Sideways: Depth-Parallel Training of Video Models
I will present our recent research on Sideways, an approximate backpropagation scheme for training video models. In standard backpropagation, the gradients and activations at every computation step through the model are temporally synchronized. The forward activations need to be stored until the backward pass is executed, preventing inter-layer (depth) parallelization. But is this required for smooth, redundant input streams like videos? Here, we explore an alternative: we overwrite network activations whenever new ones, i.e., from new frames, become available. This more gradual accumulation of information from both passes breaks the precise correspondence between gradients and activations, leading to theoretically more noisy weight updates. Counter-intuitively, we show that Sideways training of deep convolutional video networks not only still converges, but can also exhibit better generalization compared to standard synchronized backprop, providing an unexpected regularization effect.
Bio
My research focus lies at the intersection of computer vision, natural language understanding, and reinforcement learning.

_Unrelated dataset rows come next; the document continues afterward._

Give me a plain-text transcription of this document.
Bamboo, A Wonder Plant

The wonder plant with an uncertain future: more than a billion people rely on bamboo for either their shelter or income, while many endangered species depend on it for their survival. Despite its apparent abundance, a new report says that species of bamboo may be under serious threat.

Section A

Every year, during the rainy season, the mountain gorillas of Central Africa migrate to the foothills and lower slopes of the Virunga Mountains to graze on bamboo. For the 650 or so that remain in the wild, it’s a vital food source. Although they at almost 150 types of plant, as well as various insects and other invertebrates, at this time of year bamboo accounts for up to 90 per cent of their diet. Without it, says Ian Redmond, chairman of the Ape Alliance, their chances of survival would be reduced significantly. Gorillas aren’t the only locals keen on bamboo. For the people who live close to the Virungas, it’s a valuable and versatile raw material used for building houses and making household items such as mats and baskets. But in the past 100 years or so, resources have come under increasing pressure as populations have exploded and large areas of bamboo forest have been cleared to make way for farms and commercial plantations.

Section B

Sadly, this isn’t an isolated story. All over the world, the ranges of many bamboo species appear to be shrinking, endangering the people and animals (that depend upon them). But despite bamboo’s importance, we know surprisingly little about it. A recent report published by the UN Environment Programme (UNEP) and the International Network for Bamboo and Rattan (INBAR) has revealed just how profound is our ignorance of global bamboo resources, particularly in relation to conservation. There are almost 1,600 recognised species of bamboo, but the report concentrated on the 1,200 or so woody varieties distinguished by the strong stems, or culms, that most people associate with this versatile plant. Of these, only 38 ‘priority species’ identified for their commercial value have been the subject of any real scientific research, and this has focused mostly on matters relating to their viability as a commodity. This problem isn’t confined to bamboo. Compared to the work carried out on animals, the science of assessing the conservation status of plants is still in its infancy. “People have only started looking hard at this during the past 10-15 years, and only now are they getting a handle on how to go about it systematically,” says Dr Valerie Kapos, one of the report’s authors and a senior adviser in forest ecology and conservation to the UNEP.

Currently, I am interested in
1) exploring deep learning to learn semantics from multimodal sensory inputs,
2) grounding language in vision and actions,
3) transfer policies between training and test environments,
4) symbolic reasoning with Deep Reinforcement Learning,
5) temporal abstraction,
6) scalable learning.
My main work laid down foundations of visual-question-answering. I was also working on intuitive physics, zero-shot learning, text-to-image retrieval, and image classification.
Before DeepMind, I was a Ph.D. student in Computer Vision at Multimodal Computing group at the Max Planck Institute for Informatics and Saarland University. I have graduated with summa cum laude and was awarded Eduard-Martin-Preis for the outstanding doctoral dissertation. The research that I led or was a part of featured in Bloomberg Business, Wikipedia, New Scientist, and MIT Technology Review.